FEDS DROP 21 COUNTS OF MONEY LAUNDERING

Federal officials have quietly dropped 21 counts of money laundering against a Weston mother of four who had been accused of living off the proceeds of her husband’s marijuana smuggling in the 1970s and ’80s.

Authorities confirmed on Wednesday that prosecutors have dismissed all charges against Delores E. Pegg, 41, who was accused of helping her husband, Joe, a twice-convicted marijuana smuggler now serving a 30-year prison sentence, launder millions of dollars.

“Of course, she’s as happy as she can be,” said Fred Haddad, Delores Pegg’s attorney.

The government originally had said Delores Pegg knew her husband made his money smuggling drugs, and her involvement included withdrawing $700,000 from a bank and staying with him in Jamaica while he was a fugitive on drug charges in 1981.

The indictment was also dismissed against Joe Pegg and brother-in-law William “Buck” Pegg, a prominent Nashville, Ga., bank director and businessman.

Government attorneys were tight-lipped about the reasons for the abrupt dismissal on Monday before U.S. District Judge Lenore S. Nesbitt.

“We did it and it’s done,” said U.S. Attorney’s Office spokesman Wilfredo Fernandez.

“It’s being dismissed and there’s not much else we can say about it.”

The government also dropped its attempts to seize 500 acres of land the Peggs own in Colorado; Delores Pegg’s home on Derby Lane in Weston; a marina and boat brokerage in Sunny Isles; and hundreds of thousands of dollars scattered in several bank accounts.

Part of the problem appears to be the manner in which prosecutors in Georgia negotiated a guilty plea with Buck Pegg at about the same time prosecutors in Miami were preparing to indict him for the money-laundering conspiracy.

That plea, entered on July 11 at U.S. District Court in Macon, Ga., has been sealed and the attorneys are forbidden to discuss it. But it is mentioned several times in motions and judicial orders in the Miami case file.

Buck Pegg’s attorney, Jerry Froelich, refused to discuss the sealed plea, but praised Tom Scott, the new U.S. Attorney for South Florida, for dropping the case.

“We have always said there was insufficient evidence,” Froelich said on Wednesday from Atlanta.

“The new U.S. Attorney looked at it. He was clearly troubled by it. And they dropped it.”

Scott’s spokesman Fernandez refused to discuss whether the charges could be refiled against the Peggs.

Joe Pegg remains in a federal prison serving a 30-year sentence after pleading guilty to marijuana smuggling charges in 1993 in Fort Myers.

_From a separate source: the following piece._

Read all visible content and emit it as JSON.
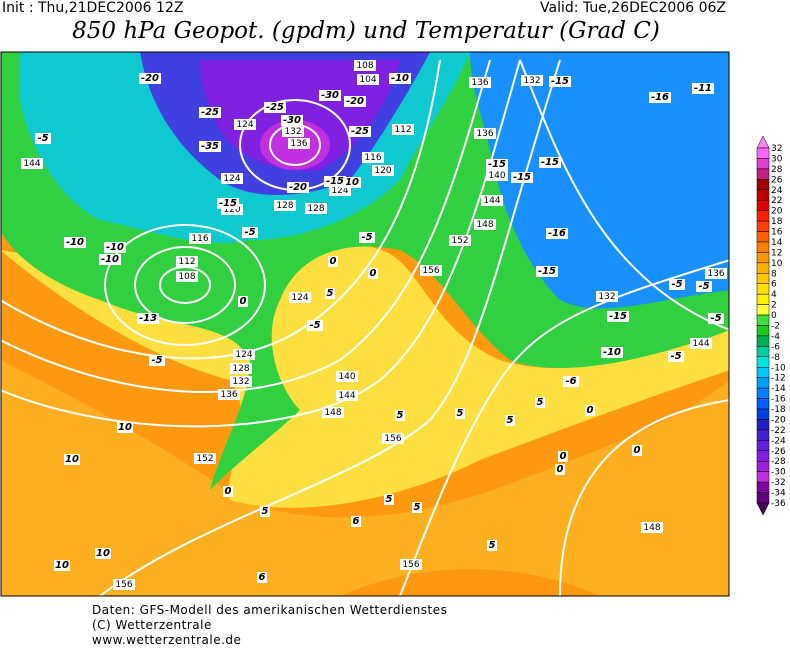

The stint is his second in the federal prison system for marijuana smuggling. He pleaded guilty in February 1982 to a dozen counts for his role in a conspiracy to smuggle almost 500,000 pounds of marijuana on three freighters from Colombia into coastal Louisiana.

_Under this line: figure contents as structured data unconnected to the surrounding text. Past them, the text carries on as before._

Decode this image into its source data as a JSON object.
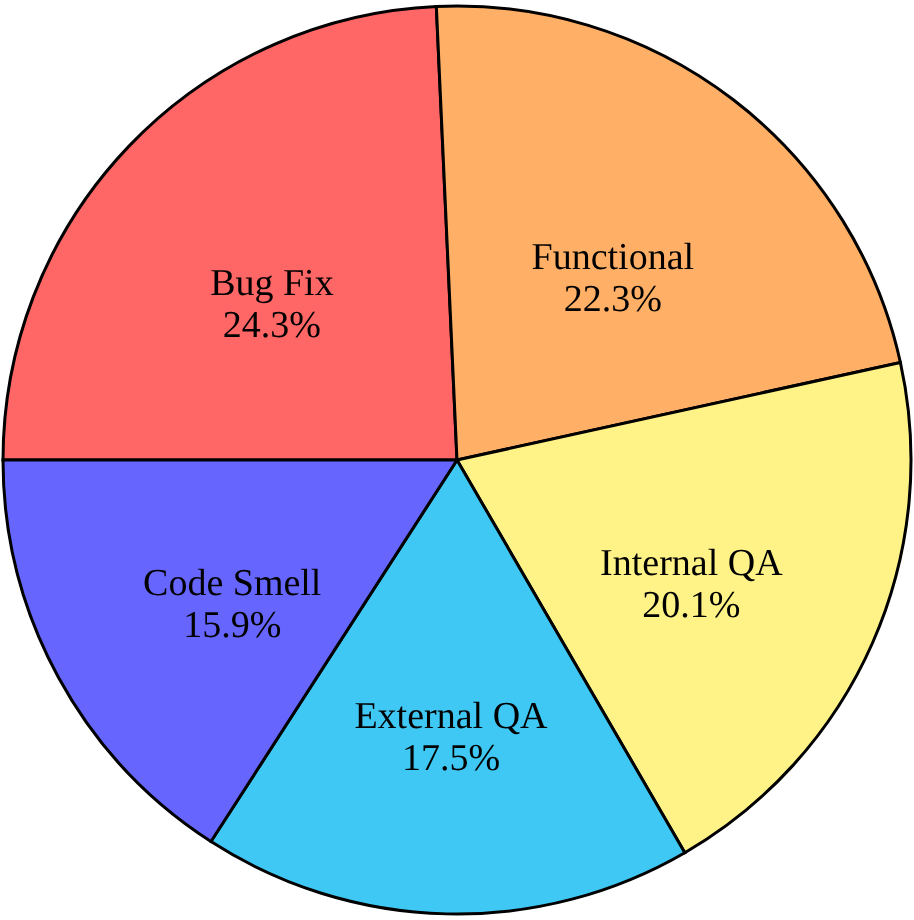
{
  "chart_data": {
    "type": "pie",
    "categories": [
      "Bug Fix",
      "Functional",
      "Internal QA",
      "External QA",
      "Code Smell"
    ],
    "values": [
      24.3,
      22.3,
      20.1,
      17.5,
      15.9
    ],
    "value_labels": [
      "24.3%",
      "22.3%",
      "20.1%",
      "17.5%",
      "15.9%"
    ],
    "colors": [
      "#ff6666",
      "#ffb066",
      "#fff388",
      "#40c8f4",
      "#6666ff"
    ]
  }
}
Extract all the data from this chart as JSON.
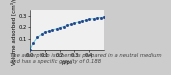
{
  "title": "",
  "xlabel": "p/p₀",
  "ylabel": "Volume adsorbed [cm³/g]",
  "caption": "The adsorption isotherm is prepared in a neutral medium\nand has a specific gravity of 0.188",
  "x_data": [
    0.0,
    0.02,
    0.05,
    0.08,
    0.1,
    0.13,
    0.15,
    0.18,
    0.2,
    0.23,
    0.25,
    0.28,
    0.3,
    0.33,
    0.35,
    0.38,
    0.4,
    0.43,
    0.45,
    0.48,
    0.5
  ],
  "y_data": [
    0.0,
    0.06,
    0.11,
    0.14,
    0.155,
    0.165,
    0.175,
    0.185,
    0.195,
    0.205,
    0.215,
    0.225,
    0.235,
    0.245,
    0.253,
    0.261,
    0.268,
    0.274,
    0.279,
    0.283,
    0.287
  ],
  "line_color": "#66ccdd",
  "marker_color": "#224488",
  "marker": "s",
  "xlim": [
    0,
    0.5
  ],
  "ylim": [
    0,
    0.35
  ],
  "xticks": [
    0,
    0.1,
    0.2,
    0.3,
    0.4
  ],
  "yticks": [
    0.1,
    0.2,
    0.3
  ],
  "bg_color": "#f0f0f0",
  "fig_color": "#cccccc",
  "caption_fontsize": 3.8,
  "axis_label_fontsize": 4.0,
  "tick_fontsize": 3.8
}
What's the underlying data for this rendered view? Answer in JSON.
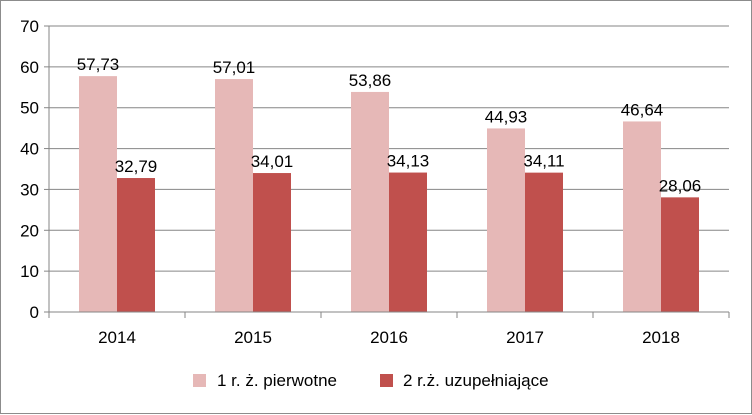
{
  "chart_data": {
    "type": "bar",
    "categories": [
      "2014",
      "2015",
      "2016",
      "2017",
      "2018"
    ],
    "series": [
      {
        "name": "1 r. ż. pierwotne",
        "values": [
          57.73,
          57.01,
          53.86,
          44.93,
          46.64
        ],
        "labels": [
          "57,73",
          "57,01",
          "53,86",
          "44,93",
          "46,64"
        ],
        "color": "#e6b8b7"
      },
      {
        "name": "2 r.ż. uzupełniające",
        "values": [
          32.79,
          34.01,
          34.13,
          34.11,
          28.06
        ],
        "labels": [
          "32,79",
          "34,01",
          "34,13",
          "34,11",
          "28,06"
        ],
        "color": "#c0504d"
      }
    ],
    "yticks": [
      "0",
      "10",
      "20",
      "30",
      "40",
      "50",
      "60",
      "70"
    ],
    "ylim": [
      0,
      70
    ],
    "grid": true,
    "gridColor": "#868686",
    "legend": "bottom"
  }
}
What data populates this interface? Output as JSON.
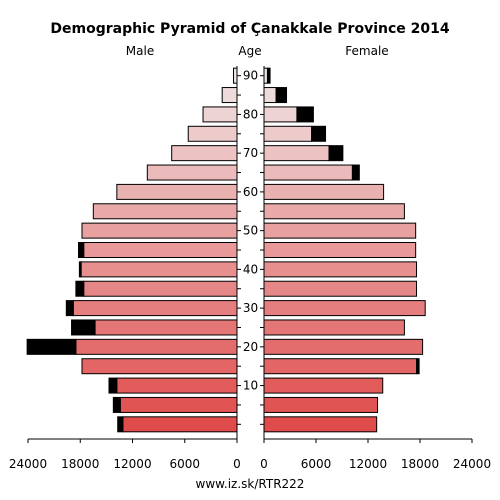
{
  "chart_data": {
    "type": "bar",
    "title": "Demographic Pyramid of Çanakkale Province 2014",
    "left_label": "Male",
    "center_label": "Age",
    "right_label": "Female",
    "footer": "www.iz.sk/RTR222",
    "age_ticks": [
      "10",
      "20",
      "30",
      "40",
      "50",
      "60",
      "70",
      "80",
      "90"
    ],
    "x_ticks_left": [
      "24000",
      "18000",
      "12000",
      "6000",
      "0"
    ],
    "x_ticks_right": [
      "0",
      "6000",
      "12000",
      "18000",
      "24000"
    ],
    "xlim": [
      0,
      24000
    ],
    "age_groups": [
      "0-4",
      "5-9",
      "10-14",
      "15-19",
      "20-24",
      "25-29",
      "30-34",
      "35-39",
      "40-44",
      "45-49",
      "50-54",
      "55-59",
      "60-64",
      "65-69",
      "70-74",
      "75-79",
      "80-84",
      "85-89",
      "90+"
    ],
    "series": [
      {
        "name": "Male",
        "values": [
          13100,
          13400,
          13800,
          17800,
          18500,
          16300,
          18800,
          17600,
          17900,
          17600,
          17800,
          16500,
          13800,
          10300,
          7500,
          5600,
          3900,
          1700,
          400
        ]
      },
      {
        "name": "Male excess",
        "values": [
          600,
          800,
          900,
          0,
          5600,
          2700,
          800,
          900,
          200,
          600,
          0,
          0,
          0,
          0,
          0,
          0,
          0,
          0,
          0
        ]
      },
      {
        "name": "Female",
        "values": [
          13000,
          13100,
          13700,
          17600,
          18300,
          16200,
          18600,
          17600,
          17600,
          17500,
          17500,
          16200,
          13800,
          10200,
          7500,
          5500,
          3800,
          1400,
          400
        ]
      },
      {
        "name": "Female excess",
        "values": [
          0,
          0,
          0,
          300,
          0,
          0,
          0,
          0,
          0,
          0,
          0,
          0,
          0,
          800,
          1600,
          1600,
          1900,
          1200,
          300
        ]
      }
    ],
    "colors": {
      "young": "#e04b4b",
      "old": "#efe4e4",
      "excess": "#000000",
      "stroke": "#000000"
    }
  }
}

Joe Pegg was sentenced to 18 years in prison on the first case. The sentence was later cut to 15 years. But officials released him in August 1985, less than 39 months into the sentence, and placed him on parole and special probation until April 1993.

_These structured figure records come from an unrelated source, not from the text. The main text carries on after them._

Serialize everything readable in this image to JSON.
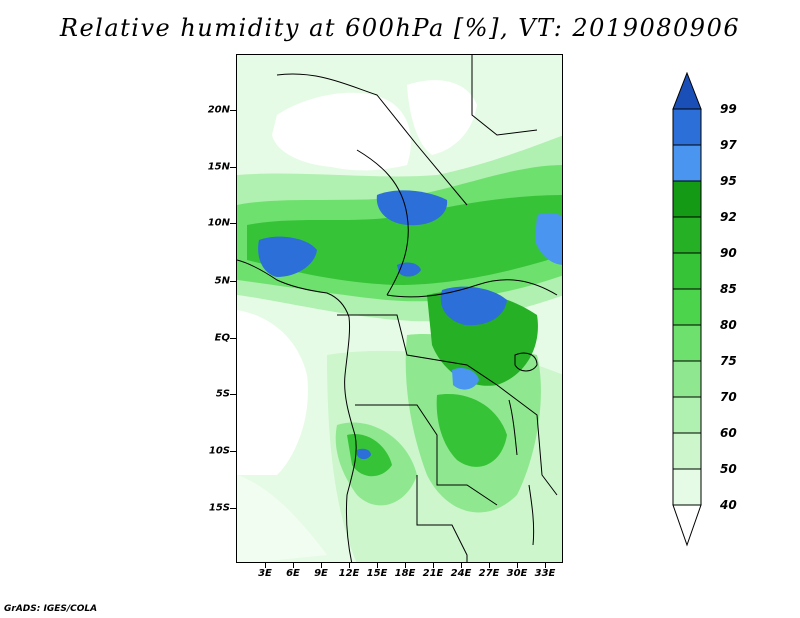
{
  "title": "Relative humidity at 600hPa [%], VT: 2019080906",
  "credit": "GrADS: IGES/COLA",
  "map": {
    "lat_labels": [
      "20N",
      "15N",
      "10N",
      "5N",
      "EQ",
      "5S",
      "10S",
      "15S"
    ],
    "lat_values": [
      20,
      15,
      10,
      5,
      0,
      -5,
      -10,
      -15
    ],
    "lon_labels": [
      "3E",
      "6E",
      "9E",
      "12E",
      "15E",
      "18E",
      "21E",
      "24E",
      "27E",
      "30E",
      "33E"
    ],
    "lon_values": [
      3,
      6,
      9,
      12,
      15,
      18,
      21,
      24,
      27,
      30,
      33
    ]
  },
  "colorbar": {
    "levels": [
      "40",
      "50",
      "60",
      "70",
      "75",
      "80",
      "85",
      "90",
      "92",
      "95",
      "97",
      "99"
    ],
    "level_values": [
      40,
      50,
      60,
      70,
      75,
      80,
      85,
      90,
      92,
      95,
      97,
      99
    ],
    "colors": [
      "#ffffff",
      "#e6fbe6",
      "#cdf6cd",
      "#b0f0b0",
      "#8fe88f",
      "#6ee06e",
      "#4cd44c",
      "#37c337",
      "#26b026",
      "#149a14",
      "#4a95f0",
      "#2c6fd8",
      "#1a4fb8"
    ]
  },
  "colors": {
    "coast": "#000000",
    "wet_blue": "#2c6fd8",
    "moist_green": "#37c337",
    "light_green": "#b0f0b0"
  }
}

As part of the 1982 plea bargain, Joe Pegg promised to disclose all his assets, to forfeit those related to drugs, cooperate in other prosecutions and pay a $180,000 fine. According to federal filings in Fort Myers and New Orleans, Joe Pegg never made good on those promises to turn over the assets.

Many of the same properties, businesses and bank accounts were the focus of the money-laundering case authorities dropped on Monday against the Peggs.

On Wednesday, a federal judge in New Orleans dismissed the 1994 forfeiture case officials brought against the Pegg brothers, Froelich said.